Assembly

8D. The language shall not require the presence of an operating system. [Note that on many machines it will be necessary to provide run-time procedures to implement some features of the language.]

8E. There shall be a few low level operations to interrogate and control physical resources (e.g., memory or processors) that are managed (e.g., allocated or scheduled) by built-in features of the language.

11E. There shall be a machine independent interface to other programming languages including assembly languages. Any program element that is referenced in both the source language program and foreign code must be identified in the interface. The source language of the foreign code must also be identified.

Creating a high-level programming language with absolutely no runtime overhead is a challenging task.
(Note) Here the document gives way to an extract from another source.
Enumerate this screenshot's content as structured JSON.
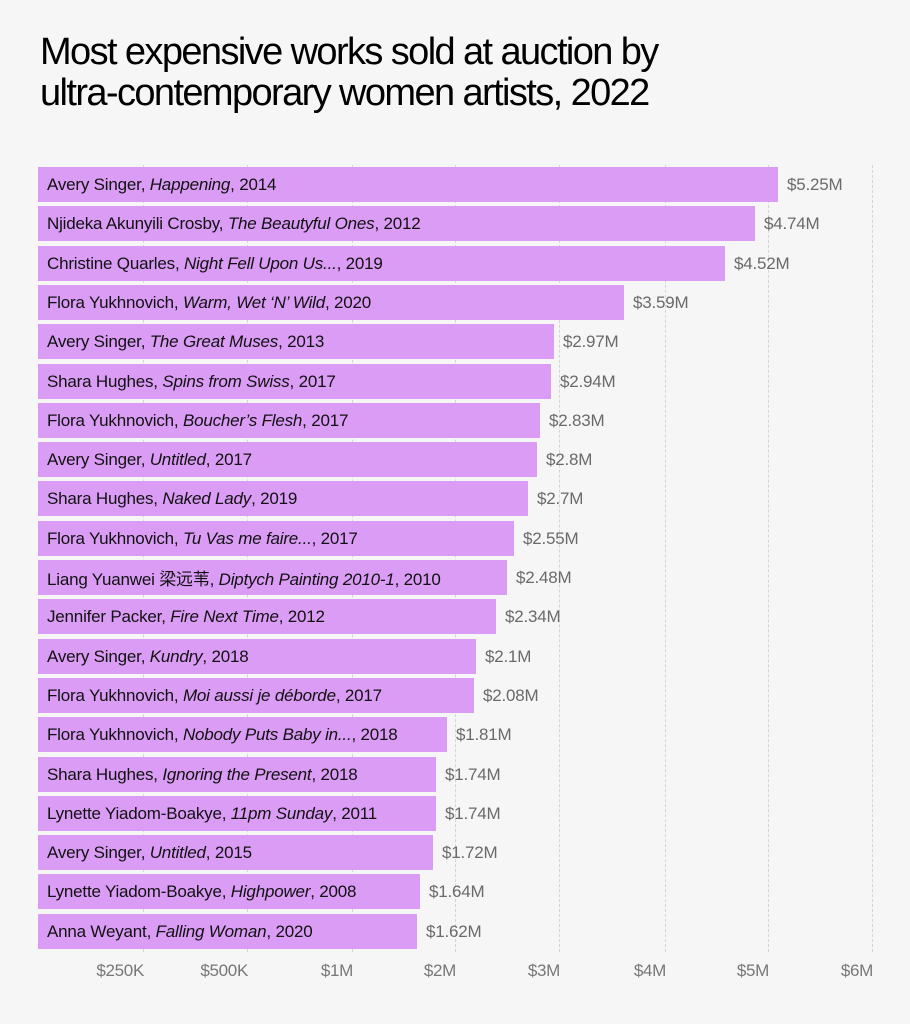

For example C has runtime overhead: the generated instruction sequences may not be optimal, memory management with malloc/free may be slower than a custom allocator, data type layouts may not be optimal, function calls follow the C calling convention which is not necessarily the fastest, and the standard library may be slower than hand-written routines.

So writing code in assembly can be advantageous. It is best to think of a high-level programming language as a macro assembler with particularly complex macros - this begs the question of why most languages make it so hard to use inline assembly. Even in a JIT-style execution model, some amount of code is compiled to assembly. The difference is there are also jumps into the interpreter, which sort of “glues together” regions of compiled code.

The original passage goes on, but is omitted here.